Division of Rheumatology, Department of Internal Medicine, Faculty of Medicine, Hacettepe University, and Hacettepe University Vasculitis Center, Ankara, Turkey.
Hacettepe University Vasculitis Center, and Division of Paediatric Rheumatology, Department of Paediatrics, Faculty of Medicine, Hacettepe University, Ankara, Turkey.
Clin Exp Rheumatol. 2021 Mar-Apr;39 Suppl 129(2):32-38. doi: 10.55563/clinexprheumatol/kr357t. Epub 2020 Sep 16.
Takayasu's arteritis (TAK) is a chronic vasculitis, affecting predominantly the aorta and/or its major branches. The aim of this study was to compare the differences between childhood and adult onset TAK.
We retrospectively evaluated 179 TAK patients followed between August 2005 and July 2019. Demographic characteristics, laboratory features, disease activity, echocardiographic data at diagnosis and treatment regimens in the disease course were compared between the paediatric and adult onset patients.

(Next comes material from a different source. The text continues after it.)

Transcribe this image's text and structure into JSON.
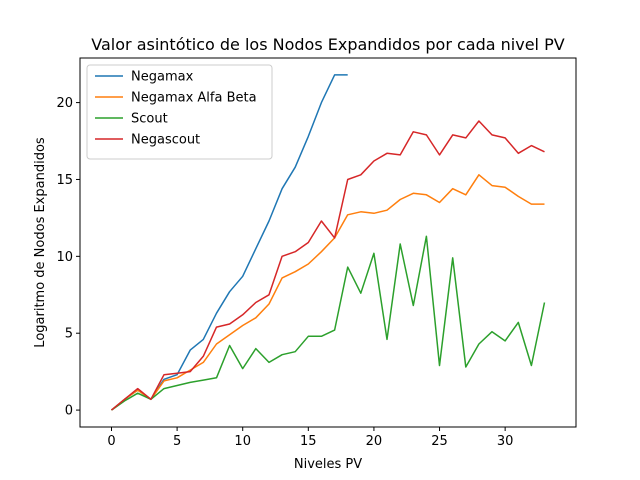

Twenty-five paediatric-onset (<18 years of age at diagnosis) and 154 adult-onset patients (≥18 years of age at diagnosis) were enrolled. The mean age at diagnosis for children and adults were 13.6±4 and 35.6±13, respectively. Paediatric onset TAK patients had more intense inflammation at the time of diagnosis reflected in their clinical findings. Acute phase reactants were high in all paediatric patients and significantly higher in patients with paediatric-onset TAK (p=0.006 and p=0.005, respectively). Abdominal predominant disease was more common in the paediatric group, in contrast, focal disease and aortic arch predominant disease were more common in the adult group. Ascending aortic dilatation, left ventricular hypertrophy and moderate-severe aortic insufficiency were more frequent in echocardiography findings of paediatric onset TAK patients. In comorbidities, hypertension was more common in paediatric TAK patients during follow-up, whereas cerebrovascular disease was more common in adult patients.
Our paediatric onset TAK patients presented with a more severe inflammation and more widespread vascular involvement. Multicentre studies from different geographic areas are needed to verify our observation and understand the underlying causes.
Takayasu 动脉炎(TAK)是一种主要影响主动脉及其主要分支的慢性血管炎。本研究旨在比较儿童和成人发病 TAK 之间的差异。
我们回顾性评估了 2005 年 8 月至 2019 年 7 月期间随访的 179 例 TAK 患者。比较了儿科和成人发病患者的人口统计学特征、实验室特征、疾病活动度、诊断时的超声心动图数据和疾病过程中的治疗方案。
纳入 25 例儿童发病(<18 岁)和 154 例成人发病(≥18 岁)患者。儿童和成人的诊断时年龄分别为 13.6±4 岁和 35.6±13 岁。儿科发病 TAK 患者在诊断时炎症更剧烈,表现在其临床表现中。所有儿科患者的急性期反应物均升高,儿童发病 TAK 患者的升高更为显著(分别为 p=0.006 和 p=0.005)。腹部为主型疾病在儿科组更为常见,而局灶型疾病和主动脉弓型疾病在成人组更为常见。升主动脉扩张、左心室肥厚和中重度主动脉瓣关闭不全在儿科发病 TAK 患者的超声心动图表现中更为常见。在合并症方面,高血压在儿科 TAK 患者随访期间更为常见,而脑血管疾病在成人患者中更为常见。
我们的儿科发病 TAK 患者表现出更严重的炎症和更广泛的血管受累。需要来自不同地理区域的多中心研究来验证我们的观察结果并了解其潜在原因。